Nothing but nothing has taught me more about the heart of God than having kids.  No, seriously, the number of times I have bushwhacked my way through yet another insane situation with one of my kids, and then glanced upward with a “you’re-laughing-at-me-because-you’ve-been-there-haven’t-you-God” grin on my face…. All I’m saying is that one of the ways God has revealed himself is as a parent, and that is no mistake.  From that lung-collapsing-aching love, to that are-you-actually-stinking-kidding-me aggravation, God understands how parents feel.  And in his extravagant kindness he has occasionally reached out to me by demonstrating that what I’m feeling towards my kids is very much like what he feels towards me.  

Let me set the scene for one such precious revelation.  Rewind at least 16 years.  My eldest, Isaac, was probably not yet 2 years old.  His baby sister, Keirsten, had very recently arrived on the scene.  I’m thinking she was about 3 months old.  Isaac and I were running neck and neck for the “most desperately in need of sleep” award and, at that minute, he was winning.  His nap time had come and gone while I was focused on keeping Keirsten alive and I guess that was all I had energy for that day, because he had waltzed all the way from sweet, happy, just woke up baby boy, right past, “I need a nap or I’m going to get cranky” straight through to sack-cloth-and-ashes-weeping-and-gnashing-of-teeth.  He was tired, so tired nothing could make him happy; not food, not a toy, not snuggles or a book.  He needed sleep.  
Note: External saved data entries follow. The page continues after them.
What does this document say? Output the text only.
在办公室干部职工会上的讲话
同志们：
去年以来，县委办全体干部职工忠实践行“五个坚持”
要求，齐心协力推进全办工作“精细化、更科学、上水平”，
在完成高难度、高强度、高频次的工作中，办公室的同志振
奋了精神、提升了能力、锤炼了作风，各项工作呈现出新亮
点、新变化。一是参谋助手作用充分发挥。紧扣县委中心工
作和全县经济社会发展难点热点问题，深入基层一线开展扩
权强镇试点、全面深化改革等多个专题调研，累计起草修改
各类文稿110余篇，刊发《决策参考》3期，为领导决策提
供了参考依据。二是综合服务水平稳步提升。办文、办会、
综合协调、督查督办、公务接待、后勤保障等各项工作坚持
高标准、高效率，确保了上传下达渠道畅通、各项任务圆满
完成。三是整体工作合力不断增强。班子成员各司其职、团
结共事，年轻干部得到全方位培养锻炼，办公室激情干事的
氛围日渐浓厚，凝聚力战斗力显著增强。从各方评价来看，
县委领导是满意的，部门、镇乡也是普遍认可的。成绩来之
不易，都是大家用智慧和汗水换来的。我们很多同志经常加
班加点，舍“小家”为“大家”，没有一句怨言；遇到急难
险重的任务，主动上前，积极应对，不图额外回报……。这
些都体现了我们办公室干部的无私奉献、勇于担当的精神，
Now, as those who have spent time with miniature human beings will have inevitably observed, the last thing an overtired child wants is to take a nap.  And of course, the one and only thing that will ever make an angry 2 foot tall insomniac happy, is sleep.  It’s a dilemma.  And explaining yourself to a raging toddler is, well, ineffective.  So, I did the only thing I could think to do.  Ok fine, I’ll admit that a tranquilizer dart crossed my mind and, had one been handy, I’m not sure I could have resisted however frowned upon such a solution may have been.  In the absence of a tranquilizer dart, however, I did the only OTHER thing I could think to do.  I took my precious little ball of angst in my arms, faced him away from my chest, and pinned his arms to his side in a combination hug/straight jacket hold that had the beneficial dual effect of enabling him to keep breathing while simultaneously holding him still enough that he couldn’t smack me with a furiously flailing limb.  With him held tightly in my arms, I laid down on his fire truck toddler bed and waited for him to give up the fight and finally sink into the healing, restoring sleep that we both so desperately needed. 
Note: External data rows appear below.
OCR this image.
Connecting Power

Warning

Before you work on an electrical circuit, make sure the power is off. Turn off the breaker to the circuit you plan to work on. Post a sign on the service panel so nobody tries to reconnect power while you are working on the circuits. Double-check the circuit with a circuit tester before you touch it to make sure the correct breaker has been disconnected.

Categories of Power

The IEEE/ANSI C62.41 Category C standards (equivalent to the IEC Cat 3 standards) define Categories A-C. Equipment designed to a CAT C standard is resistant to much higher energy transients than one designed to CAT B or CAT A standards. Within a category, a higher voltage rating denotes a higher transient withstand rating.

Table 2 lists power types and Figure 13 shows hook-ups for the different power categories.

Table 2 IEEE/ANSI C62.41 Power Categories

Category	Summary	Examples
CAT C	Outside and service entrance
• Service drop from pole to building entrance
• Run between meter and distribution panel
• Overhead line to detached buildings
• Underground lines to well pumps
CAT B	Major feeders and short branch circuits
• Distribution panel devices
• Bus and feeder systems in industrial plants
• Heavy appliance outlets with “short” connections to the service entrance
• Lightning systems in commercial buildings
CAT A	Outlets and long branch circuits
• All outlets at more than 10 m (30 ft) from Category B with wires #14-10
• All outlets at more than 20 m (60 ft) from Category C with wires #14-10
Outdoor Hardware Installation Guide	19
Isaac, however, was having none of it.  He wiggled and squirmed and wailed and shrieked.  He was confident that he did not need a nap.  He was far wiser than I.  I was quite mistaken.  He felt absolutely certain that it was in everyone’s best interest that he be set free to continue his sleep-starved toddler rampage.  I sang. He wailed.  I held him tightly to my chest to keep him still.  He fought valiantly to be freed.  There was absolutely no meeting of the minds here.  To say that I began to feel some frustration was an understatement of epic proportions.  This not-yet-potty-trained little snot smeared mess thought he knew better than me!  He couldn’t put his shirt on frontwards, but he was convinced he knew more about healthy sleep habits than I did.  Not only that, but he clearly believed that my purposes were malicious toward him.  He was screaming like I was trying to kill him, when I simply wanted what was very obviously the best thing for him.  I had spent every day of his life feeding him, clothing him, bathing him, singing ABCs and reciting bible verses to him, teaching him the names of colours and the sounds animals make.  I had demonstrated fierce, self-sacrificial, constant and devoted love to him every day of his life.  How could he possibly doubt my intentions?  
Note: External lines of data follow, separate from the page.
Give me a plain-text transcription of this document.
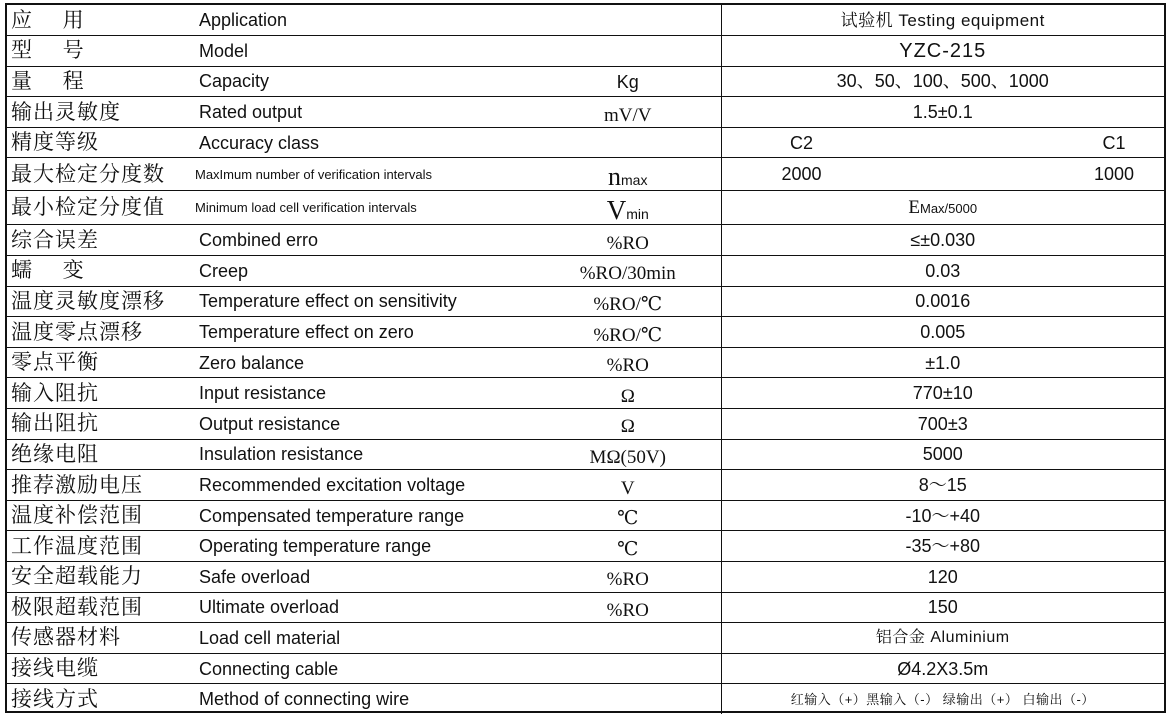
应 用	Application		试验机 Testing equipment
型 号	Model		YZC-215
量 程	Capacity	Kg	30、50、100、500、1000
输出灵敏度	Rated output	mV/V	1.5±0.1
精度等级	Accuracy class		C2 C1

最大检定分度数	MaxImum number of verification intervals	nmax	2000 1000

最小检定分度值	Minimum load cell verification intervals	Vmin	EMax/5000
综合误差	Combined erro	%RO	≤±0.030
蠕 变	Creep	%RO/30min	0.03
温度灵敏度漂移	Temperature effect on sensitivity	%RO/℃	0.0016
温度零点漂移	Temperature effect on zero	%RO/℃	0.005
零点平衡	Zero balance	%RO	±1.0
输入阻抗	Input resistance	Ω	770±10
输出阻抗	Output resistance	Ω	700±3
绝缘电阻	Insulation resistance	MΩ(50V)	5000
推荐激励电压	Recommended excitation voltage	V	8～15
温度补偿范围	Compensated temperature range	℃	-10～+40
工作温度范围	Operating temperature range	℃	-35～+80
安全超载能力	Safe overload	%RO	120
极限超载范围	Ultimate overload	%RO	150
传感器材料	Load cell material		铝合金 Aluminium
接线电缆	Connecting cable		Ø4.2X3.5m
接线方式	Method of connecting wire		红输入（+）黑输入（-） 绿输出（+） 白输出（-）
In that moment as I laid with my feet hanging off the end of his bed, flailing, screeching, defiant and distrustful lump of humanity hugged tightly to my chest, I heard these words escape my lips, “Isaac, precious baby boy, if you could only understand how much I love you, you would trust me.”  Now, I don’t honestly know if at that moment Isaac finally stopped fighting or if the stillness I heard was only in my heart.  I suspect that God deafened me to everything that was happening for a fraction of a second so that I could not help but hear him whisper, “Ya.  That.”